Em 2013, o metrô de Belo Horizonte transportou 64,9 milhões de passageiros, segundo relatório da CBTU ao TCU. Em 2022, o número caiu para 18,1 milhões. Considerando também o trimestre já sob gestão privada, o ano fechou com 23,9 milhões de usuários. Mesmo assim, a queda é estrutural. A tarifa, que era 1 real e 80 centavos em 2019, subiu para 5 reais e 30 centavos em 2023.
A exceção é o trem da Vale, que liga Belo Horizonte a Vitória com uma viagem por dia. Custa menos que o ônibus, tem ar-condicionado e restaurante, mas é um caso isolado.
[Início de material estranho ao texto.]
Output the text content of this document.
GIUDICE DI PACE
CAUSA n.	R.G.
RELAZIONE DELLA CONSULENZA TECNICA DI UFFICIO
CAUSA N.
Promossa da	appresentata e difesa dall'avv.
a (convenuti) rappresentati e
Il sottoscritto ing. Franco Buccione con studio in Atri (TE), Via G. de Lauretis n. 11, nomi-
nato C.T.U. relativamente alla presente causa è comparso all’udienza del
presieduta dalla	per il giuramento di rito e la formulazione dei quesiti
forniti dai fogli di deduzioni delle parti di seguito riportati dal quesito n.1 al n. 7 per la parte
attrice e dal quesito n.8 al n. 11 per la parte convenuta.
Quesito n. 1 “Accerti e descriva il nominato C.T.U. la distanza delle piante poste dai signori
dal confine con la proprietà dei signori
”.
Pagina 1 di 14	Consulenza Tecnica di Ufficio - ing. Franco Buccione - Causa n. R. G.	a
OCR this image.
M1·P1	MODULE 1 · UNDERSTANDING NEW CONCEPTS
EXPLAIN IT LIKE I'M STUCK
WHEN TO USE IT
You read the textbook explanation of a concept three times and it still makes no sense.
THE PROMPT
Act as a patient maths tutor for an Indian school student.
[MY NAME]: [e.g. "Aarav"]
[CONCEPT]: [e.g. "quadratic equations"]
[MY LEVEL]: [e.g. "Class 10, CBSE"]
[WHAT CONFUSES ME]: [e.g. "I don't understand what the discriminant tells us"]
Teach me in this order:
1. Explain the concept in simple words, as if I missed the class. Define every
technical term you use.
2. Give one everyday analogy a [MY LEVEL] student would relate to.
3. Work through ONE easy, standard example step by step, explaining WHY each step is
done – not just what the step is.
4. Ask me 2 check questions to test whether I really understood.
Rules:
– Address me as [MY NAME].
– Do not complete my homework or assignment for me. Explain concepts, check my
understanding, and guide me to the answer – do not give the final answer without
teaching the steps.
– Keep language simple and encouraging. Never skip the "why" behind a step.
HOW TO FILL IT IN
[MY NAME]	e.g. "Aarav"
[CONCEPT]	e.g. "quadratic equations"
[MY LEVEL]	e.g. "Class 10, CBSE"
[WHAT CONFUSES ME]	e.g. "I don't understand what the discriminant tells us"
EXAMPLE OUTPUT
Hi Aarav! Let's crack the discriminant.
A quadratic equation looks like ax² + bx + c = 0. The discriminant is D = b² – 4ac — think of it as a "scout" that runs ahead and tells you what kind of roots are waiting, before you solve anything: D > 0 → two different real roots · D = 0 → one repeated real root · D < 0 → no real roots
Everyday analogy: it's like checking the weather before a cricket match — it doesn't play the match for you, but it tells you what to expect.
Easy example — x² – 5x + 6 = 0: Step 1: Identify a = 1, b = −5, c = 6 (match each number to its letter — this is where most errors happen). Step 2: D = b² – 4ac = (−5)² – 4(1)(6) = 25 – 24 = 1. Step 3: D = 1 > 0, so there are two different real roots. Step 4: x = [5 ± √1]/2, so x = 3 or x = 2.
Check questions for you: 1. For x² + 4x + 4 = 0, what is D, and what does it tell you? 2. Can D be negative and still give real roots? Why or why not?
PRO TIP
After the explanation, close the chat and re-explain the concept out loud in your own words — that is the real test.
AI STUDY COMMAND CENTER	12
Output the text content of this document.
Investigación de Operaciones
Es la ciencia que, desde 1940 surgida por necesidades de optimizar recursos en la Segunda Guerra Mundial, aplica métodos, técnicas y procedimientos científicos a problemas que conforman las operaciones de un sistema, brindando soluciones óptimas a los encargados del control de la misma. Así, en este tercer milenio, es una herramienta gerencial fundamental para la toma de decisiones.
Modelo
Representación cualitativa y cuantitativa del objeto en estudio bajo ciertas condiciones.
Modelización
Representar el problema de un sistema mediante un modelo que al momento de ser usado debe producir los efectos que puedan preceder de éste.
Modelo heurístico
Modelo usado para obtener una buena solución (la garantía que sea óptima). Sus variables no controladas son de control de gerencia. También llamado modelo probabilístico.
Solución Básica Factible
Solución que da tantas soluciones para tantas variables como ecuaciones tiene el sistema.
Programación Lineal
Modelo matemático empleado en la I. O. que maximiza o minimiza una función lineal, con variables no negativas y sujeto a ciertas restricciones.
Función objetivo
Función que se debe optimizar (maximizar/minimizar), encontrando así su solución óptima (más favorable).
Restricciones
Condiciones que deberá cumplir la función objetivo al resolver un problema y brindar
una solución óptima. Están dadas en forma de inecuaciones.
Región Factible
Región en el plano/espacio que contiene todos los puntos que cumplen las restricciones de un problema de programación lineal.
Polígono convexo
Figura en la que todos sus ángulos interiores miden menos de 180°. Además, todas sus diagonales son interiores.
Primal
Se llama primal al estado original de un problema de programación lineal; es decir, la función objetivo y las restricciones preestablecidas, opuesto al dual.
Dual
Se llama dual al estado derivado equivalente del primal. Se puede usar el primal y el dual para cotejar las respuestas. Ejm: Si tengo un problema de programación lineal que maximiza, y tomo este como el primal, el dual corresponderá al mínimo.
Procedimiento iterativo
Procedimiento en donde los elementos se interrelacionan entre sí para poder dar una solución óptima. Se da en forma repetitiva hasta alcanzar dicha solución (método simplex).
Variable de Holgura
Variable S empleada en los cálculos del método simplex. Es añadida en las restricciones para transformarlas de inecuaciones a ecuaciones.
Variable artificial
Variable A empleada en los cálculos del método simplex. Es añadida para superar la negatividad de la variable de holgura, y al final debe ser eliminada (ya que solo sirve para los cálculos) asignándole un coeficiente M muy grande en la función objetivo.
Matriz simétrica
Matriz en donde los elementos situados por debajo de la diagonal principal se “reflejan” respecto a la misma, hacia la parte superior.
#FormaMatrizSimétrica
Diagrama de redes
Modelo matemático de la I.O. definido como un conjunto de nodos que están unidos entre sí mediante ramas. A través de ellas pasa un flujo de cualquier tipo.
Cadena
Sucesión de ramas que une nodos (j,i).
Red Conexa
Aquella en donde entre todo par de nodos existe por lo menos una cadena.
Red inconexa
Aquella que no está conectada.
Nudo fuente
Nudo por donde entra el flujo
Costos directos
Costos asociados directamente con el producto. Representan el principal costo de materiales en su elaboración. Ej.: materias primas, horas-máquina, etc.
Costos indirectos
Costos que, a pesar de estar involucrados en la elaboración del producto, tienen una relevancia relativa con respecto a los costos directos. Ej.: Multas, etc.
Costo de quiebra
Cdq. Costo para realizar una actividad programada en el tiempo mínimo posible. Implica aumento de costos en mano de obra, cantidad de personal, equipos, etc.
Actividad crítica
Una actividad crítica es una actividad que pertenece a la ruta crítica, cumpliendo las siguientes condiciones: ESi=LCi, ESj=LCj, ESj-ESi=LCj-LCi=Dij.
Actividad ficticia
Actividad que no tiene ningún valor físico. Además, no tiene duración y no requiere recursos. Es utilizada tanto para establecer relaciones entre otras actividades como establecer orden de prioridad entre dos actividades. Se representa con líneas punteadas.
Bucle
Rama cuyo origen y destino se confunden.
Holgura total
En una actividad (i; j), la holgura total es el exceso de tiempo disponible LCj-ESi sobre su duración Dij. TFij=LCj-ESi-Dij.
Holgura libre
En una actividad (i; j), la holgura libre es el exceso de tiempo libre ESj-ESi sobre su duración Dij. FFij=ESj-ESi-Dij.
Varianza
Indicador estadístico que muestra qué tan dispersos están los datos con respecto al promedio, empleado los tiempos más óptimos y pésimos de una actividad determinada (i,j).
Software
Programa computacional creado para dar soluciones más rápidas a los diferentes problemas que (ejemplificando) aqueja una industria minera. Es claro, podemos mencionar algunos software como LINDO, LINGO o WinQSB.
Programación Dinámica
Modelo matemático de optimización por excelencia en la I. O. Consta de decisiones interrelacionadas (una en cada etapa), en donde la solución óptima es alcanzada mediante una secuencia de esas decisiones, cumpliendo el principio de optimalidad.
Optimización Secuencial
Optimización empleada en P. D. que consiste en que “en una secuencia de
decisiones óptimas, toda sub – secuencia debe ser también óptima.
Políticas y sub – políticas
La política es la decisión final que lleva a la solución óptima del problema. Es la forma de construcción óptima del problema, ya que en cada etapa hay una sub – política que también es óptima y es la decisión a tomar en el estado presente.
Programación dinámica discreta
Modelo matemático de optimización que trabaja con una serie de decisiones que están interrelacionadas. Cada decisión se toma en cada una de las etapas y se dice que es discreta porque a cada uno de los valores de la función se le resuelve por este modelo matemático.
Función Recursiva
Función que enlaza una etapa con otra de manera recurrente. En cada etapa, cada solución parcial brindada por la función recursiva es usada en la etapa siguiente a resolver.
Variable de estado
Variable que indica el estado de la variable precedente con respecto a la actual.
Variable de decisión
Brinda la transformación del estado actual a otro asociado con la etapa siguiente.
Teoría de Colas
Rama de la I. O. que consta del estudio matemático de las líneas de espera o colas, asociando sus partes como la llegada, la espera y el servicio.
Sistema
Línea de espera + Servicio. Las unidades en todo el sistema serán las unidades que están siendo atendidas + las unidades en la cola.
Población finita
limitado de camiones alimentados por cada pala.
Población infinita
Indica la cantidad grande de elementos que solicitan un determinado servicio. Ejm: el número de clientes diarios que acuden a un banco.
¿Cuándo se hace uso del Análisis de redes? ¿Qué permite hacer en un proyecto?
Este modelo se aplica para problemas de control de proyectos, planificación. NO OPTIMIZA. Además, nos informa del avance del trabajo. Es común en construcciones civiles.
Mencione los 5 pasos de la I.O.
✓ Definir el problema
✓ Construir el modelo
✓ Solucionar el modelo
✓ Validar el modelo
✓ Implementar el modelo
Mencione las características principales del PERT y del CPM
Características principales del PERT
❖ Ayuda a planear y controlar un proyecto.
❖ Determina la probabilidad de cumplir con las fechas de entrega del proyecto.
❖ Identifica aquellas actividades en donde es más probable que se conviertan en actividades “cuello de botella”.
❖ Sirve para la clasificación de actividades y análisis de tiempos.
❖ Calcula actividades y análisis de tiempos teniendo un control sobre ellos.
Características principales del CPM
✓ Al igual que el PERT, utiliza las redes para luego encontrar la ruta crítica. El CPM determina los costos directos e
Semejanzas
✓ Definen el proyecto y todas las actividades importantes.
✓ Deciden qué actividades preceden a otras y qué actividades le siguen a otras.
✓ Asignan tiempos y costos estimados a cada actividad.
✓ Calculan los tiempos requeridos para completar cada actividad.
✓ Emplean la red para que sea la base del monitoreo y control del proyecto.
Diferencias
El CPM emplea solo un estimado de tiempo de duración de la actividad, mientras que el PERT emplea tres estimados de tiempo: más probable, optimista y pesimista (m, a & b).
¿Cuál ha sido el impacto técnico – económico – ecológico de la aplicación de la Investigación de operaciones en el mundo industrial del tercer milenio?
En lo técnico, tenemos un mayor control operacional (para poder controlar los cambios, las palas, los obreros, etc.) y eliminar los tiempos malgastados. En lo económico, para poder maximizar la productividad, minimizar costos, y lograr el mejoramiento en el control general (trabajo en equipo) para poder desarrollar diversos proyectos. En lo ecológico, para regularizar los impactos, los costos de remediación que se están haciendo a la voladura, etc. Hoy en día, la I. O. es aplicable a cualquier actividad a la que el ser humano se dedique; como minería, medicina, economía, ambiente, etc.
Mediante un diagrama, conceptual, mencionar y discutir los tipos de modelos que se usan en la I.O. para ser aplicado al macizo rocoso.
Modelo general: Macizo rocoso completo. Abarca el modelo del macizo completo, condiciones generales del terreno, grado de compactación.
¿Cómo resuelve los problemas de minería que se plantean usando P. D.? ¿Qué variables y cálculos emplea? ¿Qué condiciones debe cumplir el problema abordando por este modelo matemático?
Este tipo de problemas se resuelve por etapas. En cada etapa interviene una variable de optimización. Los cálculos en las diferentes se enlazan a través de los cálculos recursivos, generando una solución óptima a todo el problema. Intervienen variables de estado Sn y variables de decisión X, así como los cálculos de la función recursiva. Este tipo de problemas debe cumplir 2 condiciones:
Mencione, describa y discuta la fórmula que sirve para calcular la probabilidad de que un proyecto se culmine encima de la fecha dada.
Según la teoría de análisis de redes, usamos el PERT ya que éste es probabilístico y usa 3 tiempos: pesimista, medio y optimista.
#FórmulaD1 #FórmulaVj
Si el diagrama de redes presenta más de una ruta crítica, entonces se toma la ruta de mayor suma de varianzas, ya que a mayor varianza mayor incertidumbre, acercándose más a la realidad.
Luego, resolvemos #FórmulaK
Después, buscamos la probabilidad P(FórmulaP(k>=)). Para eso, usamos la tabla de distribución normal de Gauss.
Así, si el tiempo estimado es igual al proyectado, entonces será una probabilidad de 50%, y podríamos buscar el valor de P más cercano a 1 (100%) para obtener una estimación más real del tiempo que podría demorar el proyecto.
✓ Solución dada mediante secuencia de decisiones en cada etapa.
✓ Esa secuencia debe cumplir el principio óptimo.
Já o metrô, após décadas de abandono federal, só começou a ser ampliado após aporte público de 3 bilhões e 200 milhões de reais e concessão à iniciativa privada. A previsão é atender 270 mil passageiros por dia. Ainda que o modelo exija vigilância, é o primeiro investimento urbano de peso no setor ferroviário de passageiros em Minas Gerais em décadas.
Em 2019, a Assembleia Legislativa de Minas Gerais publicou o relatório da Comissão Pró-Ferrovias, coordenada pelo deputado João Leite. O documento apontou o colapso das concessões federais, a ausência de planejamento territorial e a dependência rodoviária. A resposta veio em quatro leis: a Emenda 105 de 2020, a Lei 23.230 de 2019 (autorizações), a Lei 23.748 de 2020 (política ferroviária) e a Lei 23.801 de 2021 (valor cultural da ferrovia).
Minas Gerais tem agora um plano. A Secretaria de Infraestrutura criou uma superintendência específica e firmou parceria com a Fundação Dom Cabral para elaborar o Plano Estratégico Ferroviário. O documento mapeia mais de 60 projetos em cinco frentes: contornos urbanos, cargas, plataformas logísticas, turismo e trechos regionais de passageiros.
O primeiro será o Ramal Serra Azul, autorizado à Cedro Participações. São 26 quilômetros ligando São Joaquim de Bicas, Mateus Leme, Igarapé e Mário Campos à malha nacional. Um bilhão e meio de reais em investimentos. Quatro mil empregos. Redução estimada de 40 mil toneladas de emissões por ano. É a primeira short line brasileira. É também o primeiro passo de um novo ciclo.
O que falta agora é articulação nacional. A malha ferroviária de Minas Gerais segue majoritariamente sob controle federal. A renovação da Estrada de Ferro Vitória a Minas destinou 75 por cento da estrutura à Vale e apenas 10 por cento dos investimentos ao território mineiro. O trem de passageiros prometido para 2025 foi adiado. Parte dos recursos foi devolvida. Não há liderança mineira organizada no Congresso. Isso compromete o futuro.
Enquanto isso, Portugal conecta quase metade de seus municípios por trem. Quinze das dezoito capitais de distrito têm ligação ferroviária. A CP transporta mais de 180 milhões de passageiros por ano. São trabalhadores, estudantes, idosos, famílias inteiras que se deslocam com regularidade. Em Minas Gerais, essas mesmas pessoas perdem tempo, dinheiro e saúde no trânsito. A ausência do trem impõe um custo silencioso: um cotidiano de congestionamentos que poderiam ser evitados.
Minas Gerais tem um plano. Tem as leis. Tem os trilhos. Falta entender que ferrovia não é só infraestrutura. É política social, ambiental, urbana. O trilho está no chão. O estudo está feito. O capital está disposto. O que falta é governo que execute com ambição. E um país que compreenda que conexão não se mede em gigabytes. Se mede em gente indo e vindo com dignidade.